Jeffrey Ringel, a former FBI special agent who served the agency for 21 years, told Salon that he and some of his former colleagues are concerned about the prospect of a partisan replacement to lead the bureau. "Bringing in a Trump loyalist, I think that would be a huge problem," Ringel said. "Not only for the Democrats who have to vote for him, but also for the American public right now that is going to question. That's going to ruin the FBI’s reputation as being impartial."
Ringel expressed deep appreciation of the institutional culture and long-held values of the rank and file in his agency. "FBI personnel are professionals and they take an oath of loyalty to the Constitution of the United States and not to the president, not to a political party," he said. "And my peers are, or who used to be my peers, are all honest hardworking people that want to uphold the law."
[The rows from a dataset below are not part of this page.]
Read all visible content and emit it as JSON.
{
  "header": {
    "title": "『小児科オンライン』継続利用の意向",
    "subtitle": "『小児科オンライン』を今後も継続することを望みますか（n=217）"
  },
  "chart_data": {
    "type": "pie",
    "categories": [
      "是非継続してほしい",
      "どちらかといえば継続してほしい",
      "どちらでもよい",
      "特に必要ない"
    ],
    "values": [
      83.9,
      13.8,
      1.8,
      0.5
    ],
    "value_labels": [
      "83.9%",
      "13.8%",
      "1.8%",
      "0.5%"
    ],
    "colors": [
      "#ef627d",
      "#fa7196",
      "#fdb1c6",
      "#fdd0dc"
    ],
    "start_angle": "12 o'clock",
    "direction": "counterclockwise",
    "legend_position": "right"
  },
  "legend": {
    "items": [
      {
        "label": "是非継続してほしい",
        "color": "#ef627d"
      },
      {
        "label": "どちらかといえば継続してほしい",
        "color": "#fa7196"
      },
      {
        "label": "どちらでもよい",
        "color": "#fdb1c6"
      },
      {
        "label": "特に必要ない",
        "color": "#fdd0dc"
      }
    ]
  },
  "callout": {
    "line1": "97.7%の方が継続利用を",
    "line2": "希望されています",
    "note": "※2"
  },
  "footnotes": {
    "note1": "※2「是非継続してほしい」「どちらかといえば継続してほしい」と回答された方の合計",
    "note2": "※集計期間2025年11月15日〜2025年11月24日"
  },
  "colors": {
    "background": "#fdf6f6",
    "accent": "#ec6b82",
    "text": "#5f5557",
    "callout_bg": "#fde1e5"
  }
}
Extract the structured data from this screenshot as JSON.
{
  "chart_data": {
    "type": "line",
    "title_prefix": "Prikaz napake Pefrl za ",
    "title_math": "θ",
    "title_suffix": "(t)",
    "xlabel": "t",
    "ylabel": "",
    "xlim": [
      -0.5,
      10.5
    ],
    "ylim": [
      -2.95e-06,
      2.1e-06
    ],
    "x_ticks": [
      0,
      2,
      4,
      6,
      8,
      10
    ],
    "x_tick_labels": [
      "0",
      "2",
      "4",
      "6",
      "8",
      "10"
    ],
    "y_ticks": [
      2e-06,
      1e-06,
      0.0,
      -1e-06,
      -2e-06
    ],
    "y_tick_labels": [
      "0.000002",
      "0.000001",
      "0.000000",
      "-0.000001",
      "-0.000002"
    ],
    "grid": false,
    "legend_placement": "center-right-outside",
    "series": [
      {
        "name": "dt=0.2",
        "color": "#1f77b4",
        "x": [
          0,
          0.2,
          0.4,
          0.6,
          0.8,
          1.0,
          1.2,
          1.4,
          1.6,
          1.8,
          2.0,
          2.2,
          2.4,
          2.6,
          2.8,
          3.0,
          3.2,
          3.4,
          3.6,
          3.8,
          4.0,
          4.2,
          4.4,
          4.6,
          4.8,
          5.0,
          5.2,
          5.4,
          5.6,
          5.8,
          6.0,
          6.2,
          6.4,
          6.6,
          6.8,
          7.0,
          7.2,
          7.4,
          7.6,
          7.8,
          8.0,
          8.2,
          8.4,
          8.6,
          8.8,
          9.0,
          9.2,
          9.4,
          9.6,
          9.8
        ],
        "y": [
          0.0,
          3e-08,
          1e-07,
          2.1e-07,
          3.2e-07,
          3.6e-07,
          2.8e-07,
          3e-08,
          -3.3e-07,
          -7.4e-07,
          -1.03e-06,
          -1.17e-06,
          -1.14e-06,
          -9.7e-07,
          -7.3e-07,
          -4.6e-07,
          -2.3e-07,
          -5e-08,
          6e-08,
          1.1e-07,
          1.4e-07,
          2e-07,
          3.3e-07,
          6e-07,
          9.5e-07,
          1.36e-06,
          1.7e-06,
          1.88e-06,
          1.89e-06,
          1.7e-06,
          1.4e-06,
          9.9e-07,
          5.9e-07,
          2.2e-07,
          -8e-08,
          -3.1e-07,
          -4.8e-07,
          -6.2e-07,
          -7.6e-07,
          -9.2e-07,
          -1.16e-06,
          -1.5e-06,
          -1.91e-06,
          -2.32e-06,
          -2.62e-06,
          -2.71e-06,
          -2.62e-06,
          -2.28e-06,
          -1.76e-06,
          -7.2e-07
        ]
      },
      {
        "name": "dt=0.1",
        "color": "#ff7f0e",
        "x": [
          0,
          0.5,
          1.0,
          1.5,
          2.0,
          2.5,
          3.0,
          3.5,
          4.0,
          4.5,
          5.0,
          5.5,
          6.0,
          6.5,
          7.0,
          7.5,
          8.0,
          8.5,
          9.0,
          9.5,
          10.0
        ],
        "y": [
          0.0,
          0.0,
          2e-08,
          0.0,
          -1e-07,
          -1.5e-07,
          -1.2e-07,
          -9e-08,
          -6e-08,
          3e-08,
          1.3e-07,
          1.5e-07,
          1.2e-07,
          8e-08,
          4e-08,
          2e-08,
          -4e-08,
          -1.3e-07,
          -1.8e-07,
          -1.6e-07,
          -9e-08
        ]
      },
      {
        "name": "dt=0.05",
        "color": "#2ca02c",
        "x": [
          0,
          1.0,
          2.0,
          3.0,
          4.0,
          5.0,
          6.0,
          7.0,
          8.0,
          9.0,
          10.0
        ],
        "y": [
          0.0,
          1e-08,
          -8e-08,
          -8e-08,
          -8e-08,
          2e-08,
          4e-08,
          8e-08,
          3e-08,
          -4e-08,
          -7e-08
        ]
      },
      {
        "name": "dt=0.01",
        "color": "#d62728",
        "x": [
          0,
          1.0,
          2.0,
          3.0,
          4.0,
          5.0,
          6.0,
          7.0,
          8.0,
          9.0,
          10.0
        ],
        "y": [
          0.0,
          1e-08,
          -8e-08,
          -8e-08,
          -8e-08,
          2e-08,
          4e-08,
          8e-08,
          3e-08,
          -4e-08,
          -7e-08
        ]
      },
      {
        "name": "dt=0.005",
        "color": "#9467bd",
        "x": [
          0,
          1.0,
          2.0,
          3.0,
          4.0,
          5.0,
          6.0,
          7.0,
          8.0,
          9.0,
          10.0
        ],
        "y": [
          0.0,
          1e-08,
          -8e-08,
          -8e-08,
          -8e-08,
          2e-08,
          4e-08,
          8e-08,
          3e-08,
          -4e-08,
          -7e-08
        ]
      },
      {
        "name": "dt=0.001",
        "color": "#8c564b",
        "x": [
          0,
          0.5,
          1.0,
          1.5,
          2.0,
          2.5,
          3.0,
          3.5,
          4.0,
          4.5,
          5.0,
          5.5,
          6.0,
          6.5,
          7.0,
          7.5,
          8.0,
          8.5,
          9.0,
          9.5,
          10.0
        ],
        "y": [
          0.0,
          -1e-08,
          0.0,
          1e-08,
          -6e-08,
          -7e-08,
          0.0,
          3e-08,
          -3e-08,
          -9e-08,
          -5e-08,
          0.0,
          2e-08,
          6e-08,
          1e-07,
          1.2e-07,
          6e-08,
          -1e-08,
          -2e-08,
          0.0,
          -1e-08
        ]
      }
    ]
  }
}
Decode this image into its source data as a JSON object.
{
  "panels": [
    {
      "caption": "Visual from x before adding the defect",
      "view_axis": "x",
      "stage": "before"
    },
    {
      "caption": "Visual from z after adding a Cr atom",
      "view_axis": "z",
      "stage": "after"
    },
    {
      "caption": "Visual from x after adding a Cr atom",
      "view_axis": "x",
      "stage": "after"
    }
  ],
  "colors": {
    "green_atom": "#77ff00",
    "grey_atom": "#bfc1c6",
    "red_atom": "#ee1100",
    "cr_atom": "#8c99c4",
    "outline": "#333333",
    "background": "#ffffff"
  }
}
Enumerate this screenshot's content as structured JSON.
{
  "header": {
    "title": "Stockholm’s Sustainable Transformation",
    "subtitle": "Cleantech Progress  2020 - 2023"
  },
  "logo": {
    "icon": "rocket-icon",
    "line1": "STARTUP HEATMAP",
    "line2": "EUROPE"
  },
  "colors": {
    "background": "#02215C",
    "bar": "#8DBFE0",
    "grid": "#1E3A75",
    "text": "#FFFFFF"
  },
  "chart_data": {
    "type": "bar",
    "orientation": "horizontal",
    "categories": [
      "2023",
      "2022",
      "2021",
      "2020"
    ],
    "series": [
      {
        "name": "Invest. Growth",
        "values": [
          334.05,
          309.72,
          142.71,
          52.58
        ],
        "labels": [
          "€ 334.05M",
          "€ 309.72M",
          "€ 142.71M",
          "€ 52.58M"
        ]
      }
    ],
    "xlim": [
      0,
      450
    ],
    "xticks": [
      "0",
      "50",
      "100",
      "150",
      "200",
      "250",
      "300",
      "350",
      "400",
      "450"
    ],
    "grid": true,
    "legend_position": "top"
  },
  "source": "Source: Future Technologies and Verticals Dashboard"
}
Added Ringel: "That’s the reason why the director of the FBI has a 10-year posting, which is to make it nonpolitical, so that the FBI director does not have to answer to any particular administration or to any political party." Ringel, director of the Soufan Group, said, "The FBI needs to stay above the political fray and be nonpartisan and impartial in their investigation. The fact that the FBI does report to the Department of Justice and . . . to the attorney general does create a problem there. But generally speaking, until recently everybody has left the FBI director alone so that the FBI can do their investigations."
If the agency continues to operate as it has in the past, Ringel said, "There’s not going to be any retribution investigation; they’re not going to go out on witch hunts looking for people but they will look at the evidence and take the evidence where it is going to take them," he said of the FBI's investigation of Russian attempts to influence the U.S. presidential election. "They will continue to drive on that Russian investigation because as more evidence comes up, it’s going to require more effort to get to the bottom of it."
The roundtable discussion also touched on Wednesday's news that Russian President Vladimir Putin had offered to release a transcript of the recent meeting between President Trump and the Russians in the White House.
Timothy Frye, chair of Columbia University's political science department, told Salon that this was essentially a diplomatic prank.
"This is all done deeply tongue-and-cheek," Frye said. "The Russians are having a field day with this," Frye said. "Sergey Lavrov, the foreign minister, when he was here feigned ignorance when asked about the Comey [situation]. He said, 'Oh my God, was it really the case that the President fired the FBI director?' as if he hadn’t even heard about it." Added Frye: "This offer to release transcripts is also done almost as a way to troll the Trump campaign as much as anything else because I don't think anybody can really believe that the transcripts provided by the Russians, provided by one side and not the other, would really have any credibility in the public realm."